How you do this depends on the kind of person you are. You could take surreptitious candid art shots of tourists taking their own photographs (how post-modern). Or you could politely ask them to pose for your camera in front of the attraction, and ask them who they are, where they’re from and what they came to see, then write a little bio to go with each photo.

If you prefer to be part of the finished product and you live near a really popular attraction, try standing near people as they're lining up a shot, then walk in front of the camera as they press the shutter. Do this twenty or thirty times, and you could end up in photo albums in Madrid, Sydney, Osaka and Toronto.

Wednesday, April 04, 2007

Outdoor Alphabet


Whether you’re gluing together a ransom note or working on the Great American Novel, you won’t get far without the alphabet. You may not know this, but close to 100% of words are made up of letters of the alphabet. And yet how often do you stop and think, golly, aren’t letters nice? How often do you even really look at letters you see on the street?
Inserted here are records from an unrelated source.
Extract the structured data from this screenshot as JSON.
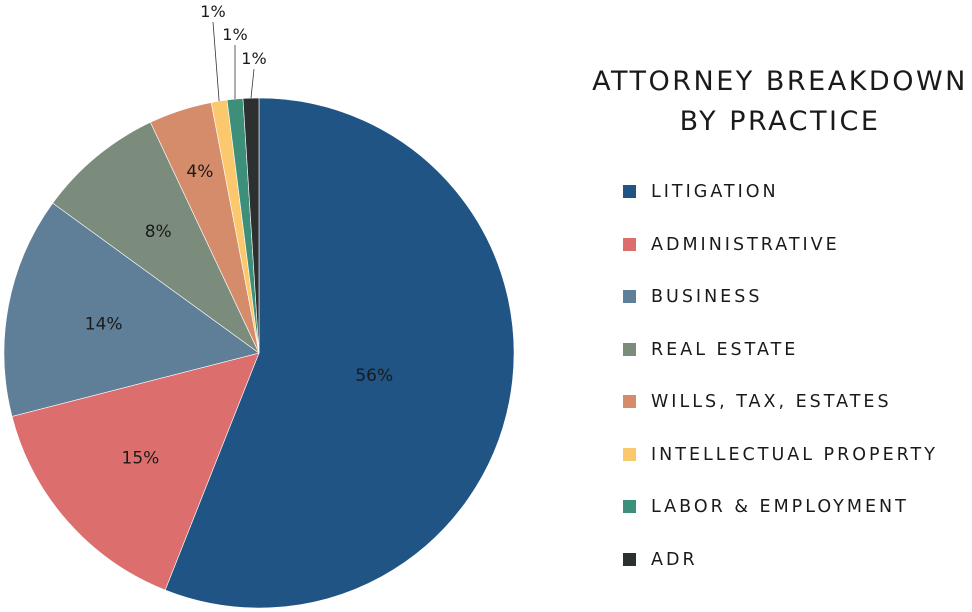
{
  "chart_data": {
    "type": "pie",
    "title": [
      "ATTORNEY BREAKDOWN",
      "BY PRACTICE"
    ],
    "categories": [
      "LITIGATION",
      "ADMINISTRATIVE",
      "BUSINESS",
      "REAL ESTATE",
      "WILLS, TAX, ESTATES",
      "INTELLECTUAL PROPERTY",
      "LABOR & EMPLOYMENT",
      "ADR"
    ],
    "values": [
      56,
      15,
      14,
      8,
      4,
      1,
      1,
      1
    ],
    "labels": [
      "56%",
      "15%",
      "14%",
      "8%",
      "4%",
      "1%",
      "1%",
      "1%"
    ],
    "colors": [
      "#1f5485",
      "#dc6f6e",
      "#5f7e98",
      "#7b8c7c",
      "#d58c6b",
      "#fcc86d",
      "#3e8f79",
      "#2d3031"
    ],
    "start_angle": "12 o'clock",
    "direction": "clockwise",
    "legend_position": "right"
  }
}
Today (and probably for the next few days) you’re going to. Look at letters, that is. That’s because you’ll be collecting your very own alphabet, one you can treasure for years to come. As a side effect, you might also come to appreciate some of your town’s fine signage.

Traditionally, the alphabet starts with A, so that’s where we’ll begin. Head out onto the street and find yourself a letter A. Found one? Right: don’t steal it (I know it’s tempting, now you’ve seen how lovely it is). Take a photograph. Then look for a letter B. After that (you guessed it!), you want a letter C. If you’re only up to D and you see a particularly choice letter L, then go right ahead and photograph it, we won’t tell anyone.

Now you’ve got your alphabet, what are you going to do with it? You could use your imagination, or you could do as you're told. If you’ve taken Polaroids, you’ve just made yourself an art installation: spend the next few months convincing someone to show it. If you’ve used digital, then you’ve made yourself an alphabet you can use on your web page, on your mum's next birthday card or as the basis of that ransom note we mentioned earlier.